The hard work turned out to be a patient satisfier. Among the 936 MICU patients who received PT during the pilot, those who answered a brief follow-up survey felt strongly that their work with physical therapists was necessary, beneficial, and engaging.
The pilot was good for MICU staff, too. While not a formal part of the project, Ridgeway asked for emailed feedback from nurses, physicians, respiratory therapists and others who work the unit. Wrote one RN: “You guys are such a positive light. Sometimes it’s easy to get pessimistic. PT is always like, ‘What can we do? Let’s get them to rehab.’ It’s refreshing.” Another wrote, “I feel more confident having my patients do things now after seeing what you guys do. I try more. All patients can do something.”

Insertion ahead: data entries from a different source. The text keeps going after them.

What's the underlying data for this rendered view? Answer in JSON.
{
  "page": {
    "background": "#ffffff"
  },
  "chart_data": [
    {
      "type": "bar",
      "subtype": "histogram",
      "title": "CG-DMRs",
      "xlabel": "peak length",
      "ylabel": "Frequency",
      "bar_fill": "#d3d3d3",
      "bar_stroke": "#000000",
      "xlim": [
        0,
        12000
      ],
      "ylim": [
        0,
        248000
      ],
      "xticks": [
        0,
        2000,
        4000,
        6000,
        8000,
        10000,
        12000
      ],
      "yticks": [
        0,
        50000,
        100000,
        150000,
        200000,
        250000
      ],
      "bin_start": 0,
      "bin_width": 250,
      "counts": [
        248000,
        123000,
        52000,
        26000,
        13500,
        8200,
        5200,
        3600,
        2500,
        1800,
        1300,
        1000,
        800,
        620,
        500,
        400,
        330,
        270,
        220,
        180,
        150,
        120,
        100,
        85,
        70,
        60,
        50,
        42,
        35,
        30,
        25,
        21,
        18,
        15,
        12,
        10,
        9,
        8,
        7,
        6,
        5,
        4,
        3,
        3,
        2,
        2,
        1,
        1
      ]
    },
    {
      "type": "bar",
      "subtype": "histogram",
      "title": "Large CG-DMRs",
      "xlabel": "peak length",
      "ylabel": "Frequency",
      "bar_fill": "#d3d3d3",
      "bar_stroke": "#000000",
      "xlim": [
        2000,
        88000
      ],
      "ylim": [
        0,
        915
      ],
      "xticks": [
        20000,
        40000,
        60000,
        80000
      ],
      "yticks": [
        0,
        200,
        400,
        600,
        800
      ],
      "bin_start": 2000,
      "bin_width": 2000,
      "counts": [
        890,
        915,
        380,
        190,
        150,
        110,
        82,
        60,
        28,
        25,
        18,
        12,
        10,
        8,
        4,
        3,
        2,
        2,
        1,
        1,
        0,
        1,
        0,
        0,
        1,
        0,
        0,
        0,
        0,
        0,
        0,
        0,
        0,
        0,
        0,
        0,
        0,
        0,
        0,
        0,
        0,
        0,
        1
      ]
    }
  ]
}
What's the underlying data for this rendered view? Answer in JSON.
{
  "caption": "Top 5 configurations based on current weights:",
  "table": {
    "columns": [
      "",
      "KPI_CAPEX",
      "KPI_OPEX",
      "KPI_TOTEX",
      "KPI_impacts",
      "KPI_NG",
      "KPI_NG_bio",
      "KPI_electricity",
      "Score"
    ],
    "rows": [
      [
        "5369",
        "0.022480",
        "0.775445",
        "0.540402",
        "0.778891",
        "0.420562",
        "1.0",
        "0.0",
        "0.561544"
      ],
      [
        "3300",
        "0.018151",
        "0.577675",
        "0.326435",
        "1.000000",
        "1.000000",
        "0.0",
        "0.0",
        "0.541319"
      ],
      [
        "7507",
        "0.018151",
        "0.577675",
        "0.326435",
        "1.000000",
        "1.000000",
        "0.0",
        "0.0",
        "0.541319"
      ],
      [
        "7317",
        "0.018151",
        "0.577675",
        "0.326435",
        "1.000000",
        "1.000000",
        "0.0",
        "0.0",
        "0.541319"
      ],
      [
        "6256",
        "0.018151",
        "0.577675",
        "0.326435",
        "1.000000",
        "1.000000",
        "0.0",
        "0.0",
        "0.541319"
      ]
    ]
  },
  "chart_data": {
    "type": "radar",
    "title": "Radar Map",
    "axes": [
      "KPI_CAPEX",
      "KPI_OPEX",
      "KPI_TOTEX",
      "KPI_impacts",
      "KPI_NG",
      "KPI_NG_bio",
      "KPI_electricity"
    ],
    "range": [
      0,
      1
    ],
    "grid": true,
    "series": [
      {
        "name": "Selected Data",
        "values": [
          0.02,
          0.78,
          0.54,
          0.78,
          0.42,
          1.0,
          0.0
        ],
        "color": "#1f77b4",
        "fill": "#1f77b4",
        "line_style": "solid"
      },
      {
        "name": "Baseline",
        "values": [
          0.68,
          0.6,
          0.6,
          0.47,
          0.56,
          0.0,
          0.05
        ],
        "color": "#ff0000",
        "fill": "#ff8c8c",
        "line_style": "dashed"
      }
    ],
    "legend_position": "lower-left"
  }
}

Ellen Burnham, MD, the MICU’s medical director, added that patients reported sleeping better the nights after PT, and that “there’s a psychological benefit to the providers of seeing patients up walking in the ICU.”
Spread and refine
UCH Chief Operating Officer Tom Gronow and Tim Wimbish, until recently the hospital’s director of Rehabilitation Services, have put together a strategic budget request to make the pilot’s approach standard practice in the MICU as of fiscal 2017 (starting July 1) and expand it from six to seven days a week. Until then, the pilot’s staffing and approach will stay in place.
Glasheen said the goal now should be to “spread and refine” the program. The spreading could be to other ICUs, or to other patient populations who aren’t in ICUs but spend a long time in the hospital, such as the Acute Care for the Elderly (ACE) service. Refining may involve homing in on specific patient populations, such as those on ventilators, for whom, according to the QI data, the benefit was greatest, Glasheen said.
The innovative model to care is an example of academic medicine fulfilling its role of proving out new ideas for the common good.
“This shows the promise of doing this kind of quality-improvement work, of taking great ideas that might otherwise just sit on the mantel and operationalizing them,” Glasheen said.
For Ridgeway, the MICU experiment has been a rewarding experience.
“Health care is hard, and working in the MICU … it’s a different level of intensity,” Ridgeway said. “But when we work as a team, working toward goals together, it’s a really special thing to see happen. It shows we can do it, even in the toughest environments.”
A QI Success by the Numbers
- MICU patients on mechanical ventilation stayed in the MICU an average of 9.6 days and then in inpatient units for another 15.2 days in 2012-2014, for a total of 24.8 days. During the pilot, average ICU stays were 8.2 days and subsequent floor stays 13 days, an overall decrease of 3.6 days.